Now let’s give it some structure.

Your prompt

Add bookmark sections for these categories: Work, Learning, Tools, and Personal. Each section should have a heading and display bookmarks as a grid of cards. Each card shows the site name and URL. Pre-fill a few example bookmarks in each category so I can see the layout.

Refresh your browser. You should see organized sections with placeholder bookmarks laid out in a grid. It’s starting to look like something you’d actually use.

Step 3

Make It Interactive

Time to make it do something real.

Your prompt

Add an “Add Bookmark” button that opens a simple form. The form should have fields for: site name, URL, and category (dropdown with my existing categories). When submitted, the new bookmark appears in the correct category. Save all bookmarks to localStorage so they persist when I close the browser.

Try it out. Add a bookmark, close the tab, reopen it. If the bookmark is still there, you just built a functional web app with three prompts. If something’s off — the form doesn’t close, the bookmark lands in the wrong category — just tell the AI what happened and ask it to fix it. That back-and-forth is a normal part of the process, not a sign that something went wrong.

Step 4

Polish the Design

It works. Now let’s make it look intentional.

Your prompt

Improve the visual design: add subtle hover effects on the bookmark cards (slight lift and border glow), make the form appear as a modal overlay with a backdrop blur, add smooth transitions on all interactive elements, and make sure the layout is responsive on mobile. Add a delete button (small X) on each bookmark card.

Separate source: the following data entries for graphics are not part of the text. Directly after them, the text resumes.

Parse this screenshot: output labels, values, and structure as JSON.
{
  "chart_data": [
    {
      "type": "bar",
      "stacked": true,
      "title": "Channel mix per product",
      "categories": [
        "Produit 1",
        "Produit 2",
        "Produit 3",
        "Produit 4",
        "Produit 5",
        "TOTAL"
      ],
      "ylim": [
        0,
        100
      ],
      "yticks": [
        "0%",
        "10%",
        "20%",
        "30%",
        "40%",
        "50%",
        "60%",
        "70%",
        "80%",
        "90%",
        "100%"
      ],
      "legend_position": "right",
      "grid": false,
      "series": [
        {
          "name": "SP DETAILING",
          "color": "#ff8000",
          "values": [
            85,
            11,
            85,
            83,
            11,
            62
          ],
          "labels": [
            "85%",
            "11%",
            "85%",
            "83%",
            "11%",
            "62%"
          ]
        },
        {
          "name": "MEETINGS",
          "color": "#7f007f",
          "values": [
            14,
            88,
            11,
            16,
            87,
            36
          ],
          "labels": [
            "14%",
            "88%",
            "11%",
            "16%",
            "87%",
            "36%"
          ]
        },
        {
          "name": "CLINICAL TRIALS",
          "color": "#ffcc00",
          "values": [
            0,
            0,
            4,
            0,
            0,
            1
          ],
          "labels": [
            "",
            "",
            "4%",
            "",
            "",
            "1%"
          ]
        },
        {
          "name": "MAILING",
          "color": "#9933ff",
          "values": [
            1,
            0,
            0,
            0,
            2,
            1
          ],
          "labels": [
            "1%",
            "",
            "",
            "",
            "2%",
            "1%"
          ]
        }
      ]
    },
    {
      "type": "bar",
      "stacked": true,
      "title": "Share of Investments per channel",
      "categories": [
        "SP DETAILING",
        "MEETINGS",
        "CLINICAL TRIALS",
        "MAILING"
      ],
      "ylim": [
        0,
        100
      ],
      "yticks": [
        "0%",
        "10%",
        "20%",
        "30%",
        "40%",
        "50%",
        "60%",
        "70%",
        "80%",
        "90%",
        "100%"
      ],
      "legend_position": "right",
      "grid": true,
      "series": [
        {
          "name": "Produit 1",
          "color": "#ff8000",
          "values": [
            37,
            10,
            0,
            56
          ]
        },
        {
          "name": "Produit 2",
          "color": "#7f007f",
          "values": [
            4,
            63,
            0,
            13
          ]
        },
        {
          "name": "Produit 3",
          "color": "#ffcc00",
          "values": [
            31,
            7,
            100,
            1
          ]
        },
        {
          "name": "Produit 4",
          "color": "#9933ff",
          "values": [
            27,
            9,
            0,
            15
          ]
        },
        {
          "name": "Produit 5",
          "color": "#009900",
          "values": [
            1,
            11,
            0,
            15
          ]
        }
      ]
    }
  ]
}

This is the part that tends to hook people. You’re making design decisions in plain English and watching them show up in real time. No digging through CSS documentation, no fiddling with pixel values by hand.

Step 5

Ship It

Your app works and looks good. Put it on the internet.

If you’re using Replit, hit deploy and you’re done. For everyone else, a few fast (and free) options:

  • Vercel — Drop your file in a GitHub repo, connect to Vercel, deployed in seconds
  • Netlify — Drag and drop your file onto netlify.com, instant deployment
  • GitHub Pages — Push to a repo, enable Pages in settings, live site

Your bookmark dashboard is on the internet now. You built and deployed a real project using AI prompts.

What You Just Learned

Without writing a single line of code yourself, you:

  • Built a functional web application
  • Used HTML, CSS, and JavaScript together
  • Implemented localStorage for data persistence
  • Created responsive design with hover effects and transitions
  • Deployed to the internet

The bigger takeaway, though, is that you practiced communicating clearly with AI. Look back at those prompts. Each one was specific about what to build, how it should look, and how it should behave. That specificity is what separates getting usable output on the first try from going back and forth five times trying to explain what you meant.

Pro tip

Save your prompts. As you build more projects, you’ll develop a personal library of prompts that work well. Reuse them, tweak them, share them. That’s what Vibe Code Source is all about.

What’s Next

You’ve got one project done. A few ideas for the next one:

  • A personal portfolio page — showcase your work (including this bookmark dashboard)
  • A daily planner — tasks, time blocks, progress tracking
  • A habit tracker — log daily habits with streaks and stats
  • A note-taking app — markdown support, categories, search

Same process every time: describe what you want, let AI build the first draft, iterate until it’s right, ship it. Your prompts get sharper with each project, and the whole thing starts to feel more natural.